The gap between deaths attributed to COVID-19 and the estimated number of all-cause excess deaths also varied among states, with California reporting 4,046 coronavirus deaths and 6,800 excess deaths, leaving 41% of excess deaths not attributed to COVID-19.
The gaps were even wider in Texas, with 55% of excess deaths not classified as due to the coronavirus, and in Arizona, where 53% of excess deaths were attributed to causes other than COVID-19. Minnesota showed the best agreement, with only 12% of excess deaths unattributed to COVID-19.
The authors noted that the discrepancies could be partly due to the intensity and timing of increased testing. For example, in states like Texas and California, excess all-cause death rates occurred several weeks before diagnostic COVID-19 testing was widely available. In contrast, states such as Massachusetts and Minnesota, where the gaps were smaller, were able to increase testing before or at the same time as the rise in excess deaths.
The differences could also be the result of guidelines on the recording of deaths that are suspected but not confirmed to be due to COVID-19 and the location of death. For example, nursing home deaths may be more likely to be correctly attributed to the coronavirus because they have a higher chance of being recognized as part of the epidemic.
The reported increase in excess deaths could also reflect increased numbers of deaths directly caused by the virus, avoidance of visiting the healthcare setting, and declines in deaths due to automobile crashes or air pollution.

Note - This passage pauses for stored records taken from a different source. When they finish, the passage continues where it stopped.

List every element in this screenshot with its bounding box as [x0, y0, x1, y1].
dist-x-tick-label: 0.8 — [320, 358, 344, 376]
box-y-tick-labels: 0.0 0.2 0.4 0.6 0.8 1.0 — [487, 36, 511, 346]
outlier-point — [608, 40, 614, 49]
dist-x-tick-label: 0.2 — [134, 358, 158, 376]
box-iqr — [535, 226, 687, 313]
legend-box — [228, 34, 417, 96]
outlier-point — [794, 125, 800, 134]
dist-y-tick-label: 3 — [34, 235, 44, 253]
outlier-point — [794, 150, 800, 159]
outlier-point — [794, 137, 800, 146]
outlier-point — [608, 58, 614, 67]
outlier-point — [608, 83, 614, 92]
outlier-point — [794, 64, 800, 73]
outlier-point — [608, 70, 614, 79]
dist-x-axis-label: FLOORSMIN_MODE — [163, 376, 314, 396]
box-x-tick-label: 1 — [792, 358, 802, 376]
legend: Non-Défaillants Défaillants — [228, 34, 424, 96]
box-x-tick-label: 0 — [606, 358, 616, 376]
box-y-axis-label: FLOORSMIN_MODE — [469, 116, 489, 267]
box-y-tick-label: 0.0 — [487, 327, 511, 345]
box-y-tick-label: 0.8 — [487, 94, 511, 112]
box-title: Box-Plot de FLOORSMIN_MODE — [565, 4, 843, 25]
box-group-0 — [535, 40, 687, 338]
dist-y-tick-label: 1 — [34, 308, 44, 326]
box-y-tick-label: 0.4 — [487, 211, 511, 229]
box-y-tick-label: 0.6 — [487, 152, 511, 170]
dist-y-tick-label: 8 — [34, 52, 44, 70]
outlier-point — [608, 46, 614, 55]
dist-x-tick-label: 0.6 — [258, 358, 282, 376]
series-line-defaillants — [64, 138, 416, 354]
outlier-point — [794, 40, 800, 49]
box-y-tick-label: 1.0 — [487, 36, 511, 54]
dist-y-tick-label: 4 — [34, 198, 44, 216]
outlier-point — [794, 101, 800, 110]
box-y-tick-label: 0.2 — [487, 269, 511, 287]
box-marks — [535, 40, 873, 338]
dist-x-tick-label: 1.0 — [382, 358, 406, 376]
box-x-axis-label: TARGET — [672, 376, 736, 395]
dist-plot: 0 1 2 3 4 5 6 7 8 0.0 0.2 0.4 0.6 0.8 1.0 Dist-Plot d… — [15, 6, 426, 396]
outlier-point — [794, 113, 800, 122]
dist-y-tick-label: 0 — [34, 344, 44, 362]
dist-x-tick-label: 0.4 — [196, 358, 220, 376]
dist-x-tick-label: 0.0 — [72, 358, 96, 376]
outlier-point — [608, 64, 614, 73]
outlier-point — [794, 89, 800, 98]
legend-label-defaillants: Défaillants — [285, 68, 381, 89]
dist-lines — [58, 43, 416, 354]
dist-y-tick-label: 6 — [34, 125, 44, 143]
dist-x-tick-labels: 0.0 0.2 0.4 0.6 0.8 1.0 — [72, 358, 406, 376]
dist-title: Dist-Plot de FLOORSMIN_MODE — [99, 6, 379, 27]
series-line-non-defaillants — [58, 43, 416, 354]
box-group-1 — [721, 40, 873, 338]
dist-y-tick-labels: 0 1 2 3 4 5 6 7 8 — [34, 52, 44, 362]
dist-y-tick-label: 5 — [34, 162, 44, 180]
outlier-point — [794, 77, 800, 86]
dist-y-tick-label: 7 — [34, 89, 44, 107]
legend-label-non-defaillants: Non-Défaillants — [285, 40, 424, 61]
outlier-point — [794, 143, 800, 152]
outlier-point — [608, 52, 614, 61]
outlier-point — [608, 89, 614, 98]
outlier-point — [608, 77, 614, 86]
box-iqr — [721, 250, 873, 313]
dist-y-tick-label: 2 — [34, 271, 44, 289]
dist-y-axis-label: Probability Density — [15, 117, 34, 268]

According to the researchers, official death counts became better matched with excess death estimates as the pandemic progressed, perhaps because of increased testing and recognition of the clinical signs and symptoms of COVID-19. For example, New York City added another 5,048 COVID-19 deaths after carefully reviewing death certificates, generating a number that more closely aligns with the researchers' estimates.
The authors noted that, in the early part of the pandemic, when diagnostic tests were in especially short supply, only about 10% to 15% of all coronavirus infections were diagnosed. "These findings demonstrate that estimates of the death toll of COVID-19 based on excess all-cause mortality may be more reliable than those relying only on reported deaths, particularly in places that lack widespread testing," they wrote.